Tok, Boston’daki John Joseph Moakly Adliyesi’nde ikinci kez “iade” duruşmasına çıktı.
Duruşmada Eylem Tok’un avukatı, ABD ile Türkiye arasındaki iade anlaşmasına göre müvekkilinin teslim edilmesi için Türk hukukuna göre cezanın en az 1 yıllık hapis cezası öngörmesi gerektiğini savunarak, Tok’un iadesine karşı çıktı ve kefaletle serbest bırakılmasını istedi.
Savcı Kristen Kearney da ABD Dışişleri Bakanlığından geçen hafta dava için gönderilen görüşe atıfta bulunarak, Türk makamlarının Eylem Tok’un suçluya yardım etmenin dışında suç mahallindeki ilgili delilleri yok etme, karartma veya değiştirme konusunda ek iddiaları gündeme getirdi.
Duruşmaya bakan hakim Donald L. Cabell, Türkiye ile ABD arasındaki mevcut iade anlaşması çerçevesinde savunma ve savcılık makamlarının iddialarının incelenmesi için duruşmayı erteledi.
Cabell, ağustos ayı içinde bir tarih belirlenmesi için tarafları birbiriyle iletişime geçmeye çağırarak, bu süre içinde Eylem Tok’un tutukluluk halinin devamına karar verdi.
ABD Dışişleri Bakanlığı, 27 Haziran’da Massachussetts Bölge Başsavcılığına gönderdiği mektupta, İstanbul’daki ölümlü trafik kazasının şüphelisi Eylem Tok’un Türkiye’ye iadesine yönelik görüş ortaya koymuştu.
Mektupta, “Türkiye hükümetinden gayri resmi alınan yeni bilgilere dayanarak” Eylem Tok’un iadesinin uygun olduğu belirtilmiş ve “(ABD) Dışişleri Bakanlığının, Türkiye’nin başlangıçta iadesini talep ettiği Eylem Tok’a ilişkin her iki suçun da ABD ile Türkiye arasındaki suçluların iadesi anlaşması kapsamındaki gereklilikleri karşıladığını belirlediğini unutmayın.” ifadesine yer verilmişti.

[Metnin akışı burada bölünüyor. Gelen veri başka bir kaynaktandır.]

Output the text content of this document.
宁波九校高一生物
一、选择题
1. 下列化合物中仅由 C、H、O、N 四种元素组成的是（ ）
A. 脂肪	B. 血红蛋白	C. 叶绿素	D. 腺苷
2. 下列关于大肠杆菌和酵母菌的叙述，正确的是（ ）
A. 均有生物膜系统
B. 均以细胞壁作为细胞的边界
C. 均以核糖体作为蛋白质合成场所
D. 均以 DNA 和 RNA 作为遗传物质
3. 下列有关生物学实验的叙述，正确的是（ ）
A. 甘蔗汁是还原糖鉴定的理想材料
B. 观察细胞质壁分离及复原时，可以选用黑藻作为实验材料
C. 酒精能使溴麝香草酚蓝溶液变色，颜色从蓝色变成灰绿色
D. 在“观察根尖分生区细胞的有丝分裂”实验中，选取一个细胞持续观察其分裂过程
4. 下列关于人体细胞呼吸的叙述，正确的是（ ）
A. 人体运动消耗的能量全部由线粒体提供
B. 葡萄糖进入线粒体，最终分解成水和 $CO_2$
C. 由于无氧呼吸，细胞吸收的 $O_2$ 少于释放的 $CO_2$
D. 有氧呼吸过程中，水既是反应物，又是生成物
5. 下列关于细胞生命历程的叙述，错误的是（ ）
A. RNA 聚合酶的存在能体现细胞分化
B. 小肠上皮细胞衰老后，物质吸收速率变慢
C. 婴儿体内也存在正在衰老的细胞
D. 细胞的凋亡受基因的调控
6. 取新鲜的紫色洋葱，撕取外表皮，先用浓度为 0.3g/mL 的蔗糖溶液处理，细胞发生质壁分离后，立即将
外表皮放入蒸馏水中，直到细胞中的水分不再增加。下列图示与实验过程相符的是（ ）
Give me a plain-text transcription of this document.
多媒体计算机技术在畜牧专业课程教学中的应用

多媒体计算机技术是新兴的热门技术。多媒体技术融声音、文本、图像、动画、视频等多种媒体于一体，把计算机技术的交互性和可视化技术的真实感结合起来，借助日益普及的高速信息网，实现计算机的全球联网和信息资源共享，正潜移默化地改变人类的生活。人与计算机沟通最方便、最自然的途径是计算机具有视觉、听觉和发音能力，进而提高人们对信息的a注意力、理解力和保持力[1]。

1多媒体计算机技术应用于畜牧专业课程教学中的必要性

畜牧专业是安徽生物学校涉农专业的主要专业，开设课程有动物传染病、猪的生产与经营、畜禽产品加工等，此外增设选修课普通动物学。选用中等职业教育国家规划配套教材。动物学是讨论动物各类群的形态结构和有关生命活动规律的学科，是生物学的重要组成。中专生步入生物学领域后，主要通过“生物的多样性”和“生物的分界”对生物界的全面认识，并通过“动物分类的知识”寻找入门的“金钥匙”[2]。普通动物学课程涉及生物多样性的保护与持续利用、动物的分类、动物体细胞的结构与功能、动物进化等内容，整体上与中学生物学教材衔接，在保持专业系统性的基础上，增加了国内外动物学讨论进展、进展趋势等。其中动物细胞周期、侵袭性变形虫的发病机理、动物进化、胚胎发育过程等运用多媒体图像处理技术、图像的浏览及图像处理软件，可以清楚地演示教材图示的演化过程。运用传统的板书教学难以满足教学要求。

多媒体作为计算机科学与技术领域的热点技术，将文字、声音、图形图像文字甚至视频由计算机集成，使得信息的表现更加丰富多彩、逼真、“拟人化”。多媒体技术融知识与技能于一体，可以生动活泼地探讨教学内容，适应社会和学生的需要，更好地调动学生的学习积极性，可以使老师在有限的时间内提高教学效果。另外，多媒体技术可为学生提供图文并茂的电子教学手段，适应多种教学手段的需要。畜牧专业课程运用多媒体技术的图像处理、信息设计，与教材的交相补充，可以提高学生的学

Tok’un başlangıçta, “yalnızca bir suçluyu koruma suçlamasının değerlendirilmesi üzerine” mahkemeye gönderilmesi gerektiğinin düşünüldüğü belirtilen mektupta, ancak Türkiye’nin sunduğu yeni bilgilerde, “delilleri yok etme, gizleme veya değiştirme” gibi suçların da işlendiğinin anlaşıldığı aktarılmıştı.